Huff’s case was built on a steep climb, not early hype. After arriving in Cedar Rapids in a trade from the Sioux Falls Stampede during the 2024-25 season, he played 21 regular-season games and posted two goals and four assists. One year later, he was wearing an assistant captain’s letter, playing 61 regular-season games, and driving the RoughRiders’ back end with three goals, 36 assists and a plus-17 rating.
That 39-point season put him sixth among all RoughRiders scorers and sixth among all USHL defensemen in scoring. His 36 assists led Cedar Rapids and ranked fourth among league defensemen, while his average of 22:11 in ice time per game showed how heavily the staff leaned on him in every situation. Huff also added two Clark Cup playoff games, a small but useful postseason sample for an NHL club that clearly wanted more than a highlight reel.
The RoughRiders had already spent the spring making the argument for him. They named Huff to the All-USHL First Team on April 21, made him a finalist for USHL Defenseman of the Year on April 14, and recognized him as USHL Defenseman of the Week on November 17 after a four-point, plus-three weekend. By season’s end, Cedar Rapids had one of the league’s most productive defensemen, and the honors matched the ice time and the production.
Huff will keep his NCAA path alive at the University of St. Thomas, where he is committed for the 2026-27 season.

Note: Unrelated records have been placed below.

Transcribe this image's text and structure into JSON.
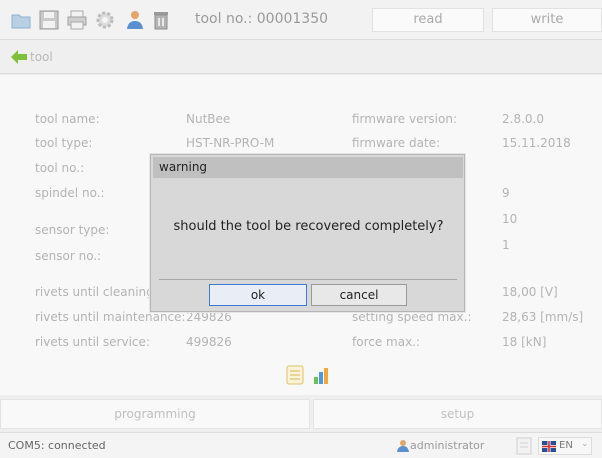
{
  "toolbar": {
    "title": "tool no.: 00001350",
    "read_label": "read",
    "write_label": "write",
    "icons": [
      "folder-icon",
      "save-icon",
      "printer-icon",
      "gear-icon",
      "user-icon",
      "trash-icon"
    ]
  },
  "breadcrumb": {
    "label": "tool"
  },
  "details": {
    "left": [
      {
        "label": "tool name:",
        "value": "NutBee"
      },
      {
        "label": "tool type:",
        "value": "HST-NR-PRO-M"
      },
      {
        "label": "tool no.:",
        "value": ""
      },
      {
        "label": "spindel no.:",
        "value": ""
      },
      {
        "label": "sensor type:",
        "value": ""
      },
      {
        "label": "sensor no.:",
        "value": ""
      },
      {
        "label": "rivets until cleaning",
        "value": ""
      },
      {
        "label": "rivets until maintenance:",
        "value": "249826"
      },
      {
        "label": "rivets until service:",
        "value": "499826"
      }
    ],
    "right": [
      {
        "label": "firmware version:",
        "value": "2.8.0.0"
      },
      {
        "label": "firmware date:",
        "value": "15.11.2018"
      },
      {
        "label": "",
        "value": ""
      },
      {
        "label": "",
        "value": "9"
      },
      {
        "label": "",
        "value": "10"
      },
      {
        "label": "",
        "value": "1"
      },
      {
        "label": "",
        "value": "18,00 [V]"
      },
      {
        "label": "setting speed max.:",
        "value": "28,63 [mm/s]"
      },
      {
        "label": "force max.:",
        "value": "18 [kN]"
      }
    ]
  },
  "tabs": {
    "programming": "programming",
    "setup": "setup"
  },
  "status": {
    "connection": "COM5: connected",
    "user": "administrator",
    "language": "EN"
  },
  "dialog": {
    "title": "warning",
    "message": "should the tool be recovered completely?",
    "ok_label": "ok",
    "cancel_label": "cancel"
  },
  "colors": {
    "accent": "#3b7bd4",
    "dialog_bg": "#d8d8d8",
    "dialog_title": "#c0c0c0"
  }
}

He was born in Mazama, Washington and played youth hockey in Minnesota, a route that fits the profile Seattle chased here: a late-blooming defender whose value grew in real time once he landed the right role. Sioux Falls said Huff was one of eight players with Stampede ties selected in the draft, while Seattle’s class ended up carrying more defensemen than the club had ever taken in a single draft.